We are thankful for the enjoyment of our personal liberties and
for the loyalty of our fellow Americans.”
Consider in contrast, this paragraph from the 2010 Thanksgiving Day Proclamation of President Obama…
“What began as a harvest celebration between European
settlers and indigenous communities nearly four centuries
ago has become our cherished tradition of Thanksgiving.
This day's roots are intertwined with those of our Nation,
and its history traces the American narrative.”
In fairness, President Obama’s Thanksgiving Day Declaration does make reference to President George Washington’s first Thanksgiving Day Declaration, “…we recall President George Washington, who proclaimed our first national day of public thanksgiving to be observed ‘by acknowledging with grateful hearts the many and signal favors of Almighty God’” but nowhere does the President make such an acknowledgement himself. It’s more of a historic reference point than a continuum of the practice of all past Presidents to give thanks to God.

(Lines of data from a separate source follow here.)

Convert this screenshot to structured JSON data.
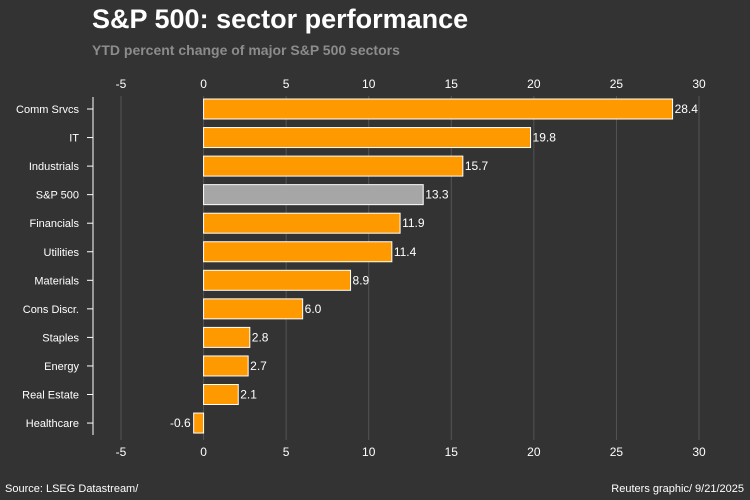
{
  "header": {
    "title": "S&P 500: sector performance",
    "subtitle": "YTD percent change of major S&P 500 sectors"
  },
  "footer": {
    "source": "Source: LSEG Datastream/",
    "credit": "Reuters graphic/ 9/21/2025"
  },
  "colors": {
    "background": "#333333",
    "bar": "#ff9900",
    "highlight_bar": "#a6a6a6",
    "bar_outline": "#ffffff",
    "gridline": "#555555"
  },
  "chart_data": {
    "type": "bar",
    "orientation": "horizontal",
    "title": "S&P 500: sector performance",
    "subtitle": "YTD percent change of major S&P 500 sectors",
    "xlabel": "",
    "ylabel": "",
    "xlim": [
      -5,
      30
    ],
    "xticks": [
      -5,
      0,
      5,
      10,
      15,
      20,
      25,
      30
    ],
    "tick_labels": [
      "-5",
      "0",
      "5",
      "10",
      "15",
      "20",
      "25",
      "30"
    ],
    "grid": true,
    "categories": [
      "Comm Srvcs",
      "IT",
      "Industrials",
      "S&P 500",
      "Financials",
      "Utilities",
      "Materials",
      "Cons Discr.",
      "Staples",
      "Energy",
      "Real Estate",
      "Healthcare"
    ],
    "values": [
      28.4,
      19.8,
      15.7,
      13.3,
      11.9,
      11.4,
      8.9,
      6.0,
      2.8,
      2.7,
      2.1,
      -0.6
    ],
    "value_labels": [
      "28.4",
      "19.8",
      "15.7",
      "13.3",
      "11.9",
      "11.4",
      "8.9",
      "6.0",
      "2.8",
      "2.7",
      "2.1",
      "-0.6"
    ],
    "highlight_category": "S&P 500"
  }
}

For instance, consider the Thanksgiving Day Declaration of President Franklin D. Roosevelt in 1933 as the Great Depression set in…
“May we on that day in our churches and in our homes
give humble thanks for the blessings bestowed upon us during
the year past by Almighty God. May we recall the courage
of those who settled a wilderness, the vision of those who
founded the Nation, the steadfastness of those who in every
succeeding generation have fought to keep pure the ideal of
equality of opportunity and hold clear the goal of mutual help
in time of prosperity as in time of adversity.”

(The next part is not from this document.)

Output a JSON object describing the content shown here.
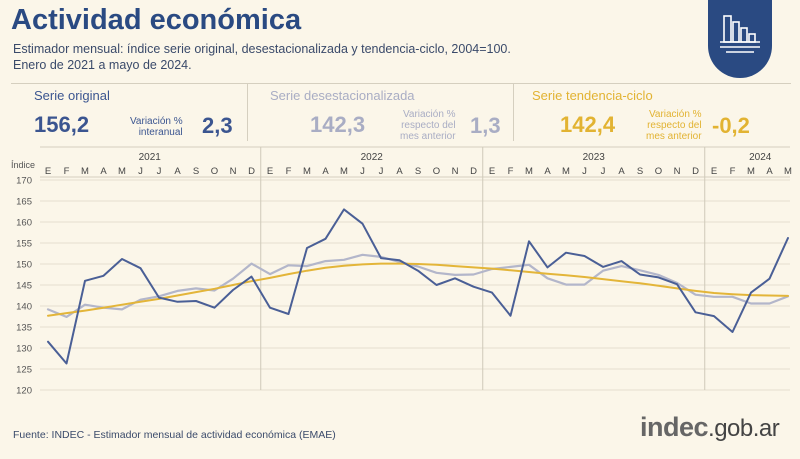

Or consider the first paragraph of the 1961 Thanksgiving Day Proclamation of President John F. Kennedy…
“‘It is a good thing to give thanks unto the Lord.’ More than
three centuries ago, the Pilgrims, after a year of hardship and
peril, humbly and reverently set aside a special day upon which
to give thanks to God for their preservation and for the good
harvest from the virgin soil upon which they had labored. Grave
and unknown dangers remained. Yet by their faith and by their toil
they had survived the rigors of the harsh New England winter.
Hence they paused in their labors to give thanks for the blessings
that had been bestowed upon them by Divine Providence.”
President Barack Obama exemplifies today’s Democratic Party, left of center, secular, and embarrassed by the prosperity and wealth that freedom and free markets have created. The Democratic Party of 2011 has far more in common with the radicals of the French Revolution than it does with the founders of the American Revolution.
No wonder Ronald Reagan, and more recently, Texas Governor Rick Perry, have said that they didn’t leave the Democratic Party, the Democratic Party left them. And indeed, that’s exactly what my patriotic father-in-law and most of his relatives did—they became Republicans because they could no longer recognize the new Democratic Party. It was not, as they say, their Father’s Democratic Party.
With all its flaws, and they are many, there is today only one Party that remains faithful to the vision of the Founders and to the United States Constitution—the Republican Party—and too often even the Republicans get wobbly in their commitment to the Founders’ vision of a limited, Constitutional government. Thank God for the Tea Party Republicans who are principled and uncompromising in their dedication to the US Constitution and to Founding principles. They are the only hope for freedom for future generations of Americans. May their vision and commitment to the United States as the land of the free and the home of the brave never waver. These patriots are the friend of all Americans, but especially those in poverty, who seek to climb the ladder of opportunity and create a better world for themselves and their families. Men and women who understand Founding principles are the sole hope of men, women and children of all races who seek to realize the American Dream.
For nearly 150 years there were at least two political parties in the US that may have disagreed on many issues, but in no instance did they disagree on their love of the United States of America or their belief that it was the greatest nation on the face of the earth. Sadly, that is no longer true today. May God continue to bless America.